Juzu, Cobalt’s diarization engine, differentiates between speakers in a conversation based on distinct characteristics of their voices. Diarization greatly improves the utility of automatic speech recognition when multiple speakers are recorded on a single channel. For example, Juzu identifies speaker transitions in a court transcript, or allows different analysis of a patient’s speech versus a therapist’s in a recorded session.
Diatheke, Cobalt’s dialogue manager, allows defining sophisticated conversational flows to create a powerful interactive natural-language system. Diatheke provides a seamless interface between the Cubic speech recognizer, Cobalt’s natural language understanding (NLU) engine Chosun, and Cobalt’s text-to-speech (TTS) engine Luna. The result is a highly configurable spoken-language understanding user interface that can easily integrate with your back-end service solutions.

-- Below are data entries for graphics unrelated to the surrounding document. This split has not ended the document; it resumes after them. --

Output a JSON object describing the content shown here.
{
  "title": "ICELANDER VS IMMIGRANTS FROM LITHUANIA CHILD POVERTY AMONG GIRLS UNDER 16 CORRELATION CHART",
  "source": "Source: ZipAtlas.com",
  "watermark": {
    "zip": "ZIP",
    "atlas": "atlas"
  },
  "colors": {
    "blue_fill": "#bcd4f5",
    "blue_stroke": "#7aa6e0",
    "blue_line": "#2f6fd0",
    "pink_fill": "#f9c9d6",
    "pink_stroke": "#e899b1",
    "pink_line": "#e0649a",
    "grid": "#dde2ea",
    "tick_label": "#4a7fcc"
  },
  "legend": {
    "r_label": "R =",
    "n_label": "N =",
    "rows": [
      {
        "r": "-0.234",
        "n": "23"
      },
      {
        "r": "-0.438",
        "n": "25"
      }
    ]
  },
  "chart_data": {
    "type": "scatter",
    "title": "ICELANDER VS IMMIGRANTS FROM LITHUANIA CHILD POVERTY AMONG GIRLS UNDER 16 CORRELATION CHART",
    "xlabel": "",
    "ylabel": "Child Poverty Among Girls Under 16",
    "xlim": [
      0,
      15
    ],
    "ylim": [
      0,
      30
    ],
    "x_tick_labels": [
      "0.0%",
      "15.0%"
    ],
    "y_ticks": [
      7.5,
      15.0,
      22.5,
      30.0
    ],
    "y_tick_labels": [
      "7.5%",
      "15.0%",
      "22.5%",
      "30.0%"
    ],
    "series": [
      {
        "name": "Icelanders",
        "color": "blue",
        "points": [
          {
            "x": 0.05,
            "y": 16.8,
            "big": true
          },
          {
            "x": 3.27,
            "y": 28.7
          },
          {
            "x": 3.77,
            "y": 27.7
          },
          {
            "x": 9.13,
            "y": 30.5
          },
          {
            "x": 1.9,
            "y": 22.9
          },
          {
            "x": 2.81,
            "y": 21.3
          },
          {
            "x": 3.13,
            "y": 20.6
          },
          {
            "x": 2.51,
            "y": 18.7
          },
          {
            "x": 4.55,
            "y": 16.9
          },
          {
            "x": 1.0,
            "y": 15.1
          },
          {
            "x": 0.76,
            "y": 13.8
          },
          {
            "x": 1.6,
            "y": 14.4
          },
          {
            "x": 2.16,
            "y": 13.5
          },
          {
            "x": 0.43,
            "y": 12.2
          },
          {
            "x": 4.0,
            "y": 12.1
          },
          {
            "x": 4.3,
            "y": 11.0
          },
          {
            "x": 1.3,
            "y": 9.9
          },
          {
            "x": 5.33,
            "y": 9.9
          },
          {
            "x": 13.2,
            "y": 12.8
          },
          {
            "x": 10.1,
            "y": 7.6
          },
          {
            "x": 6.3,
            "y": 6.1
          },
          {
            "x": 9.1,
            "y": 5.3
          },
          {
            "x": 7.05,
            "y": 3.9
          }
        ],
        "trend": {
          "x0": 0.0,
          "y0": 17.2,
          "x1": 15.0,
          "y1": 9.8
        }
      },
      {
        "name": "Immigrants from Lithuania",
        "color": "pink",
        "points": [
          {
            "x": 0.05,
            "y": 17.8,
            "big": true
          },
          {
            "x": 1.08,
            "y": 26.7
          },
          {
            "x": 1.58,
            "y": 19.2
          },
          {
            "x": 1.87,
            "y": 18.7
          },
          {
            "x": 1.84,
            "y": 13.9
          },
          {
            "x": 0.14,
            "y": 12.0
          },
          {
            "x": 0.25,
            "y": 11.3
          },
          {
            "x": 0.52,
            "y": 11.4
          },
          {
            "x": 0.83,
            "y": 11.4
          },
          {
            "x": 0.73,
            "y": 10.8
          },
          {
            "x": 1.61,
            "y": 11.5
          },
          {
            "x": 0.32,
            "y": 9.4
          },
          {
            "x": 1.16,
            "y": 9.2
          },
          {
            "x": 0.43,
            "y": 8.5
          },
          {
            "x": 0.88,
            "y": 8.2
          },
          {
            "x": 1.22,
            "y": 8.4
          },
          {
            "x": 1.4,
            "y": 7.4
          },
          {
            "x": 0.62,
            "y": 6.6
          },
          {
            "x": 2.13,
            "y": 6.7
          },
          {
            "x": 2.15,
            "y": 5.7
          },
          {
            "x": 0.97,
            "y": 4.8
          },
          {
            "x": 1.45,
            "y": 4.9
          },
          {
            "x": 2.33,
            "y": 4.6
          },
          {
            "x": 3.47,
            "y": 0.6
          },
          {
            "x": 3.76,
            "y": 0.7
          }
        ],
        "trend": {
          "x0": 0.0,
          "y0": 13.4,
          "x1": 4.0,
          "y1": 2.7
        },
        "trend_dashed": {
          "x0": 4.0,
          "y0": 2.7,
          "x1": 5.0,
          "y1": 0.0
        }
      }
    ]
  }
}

Chosun, Cobalt’s Natural Language Understanding (NLU), takes in a string of text and extracts two pieces of information: intent and entities (see Glossary). Chosun uses a flexible model pipeline to allow chaining together exact-match rules, keyword-based rules, and/or deep-learning statistical models for optimal accuracy. Chosun can be imported directly as a library but is usually called via the Diatheke API.
Luna, Cobalt’s Text to Speech (TTS) engine, uses deep learning-trained parametric synthesis models to produce speech that sounds natural, highly intelligible and customizable.
Cobalt’s Telefol engine can spot words or phrases in real-time, or from a collection of recorded audio. It operates phonetically, so it recognizes search terms that are not in a dictionary. It can be configured to run with extremely low CPU utilization to allow simultaneous real-time analysis of dozens audio streams per core.
Our Profound tool compares a user’s pronunciation of a word or phrase to the reference pronunciation. This can be used to provide feedback or fluency scoring for language learners, or to identify pronunciation variants (e.g. for proper names) to add to a lexicon.
Our Dorado voiceprint generator and analyzer can help you know who is speaking, given a collection of voiceprints of known speakers. It can be combined with a password or other credentials for a powerful multi-factor authentication tool.
Our Mano speaker classification tool can support modeling of various characteristics of the speaker, allowing you to detect the age, gender, regional accent, or other information of an unknown speaker.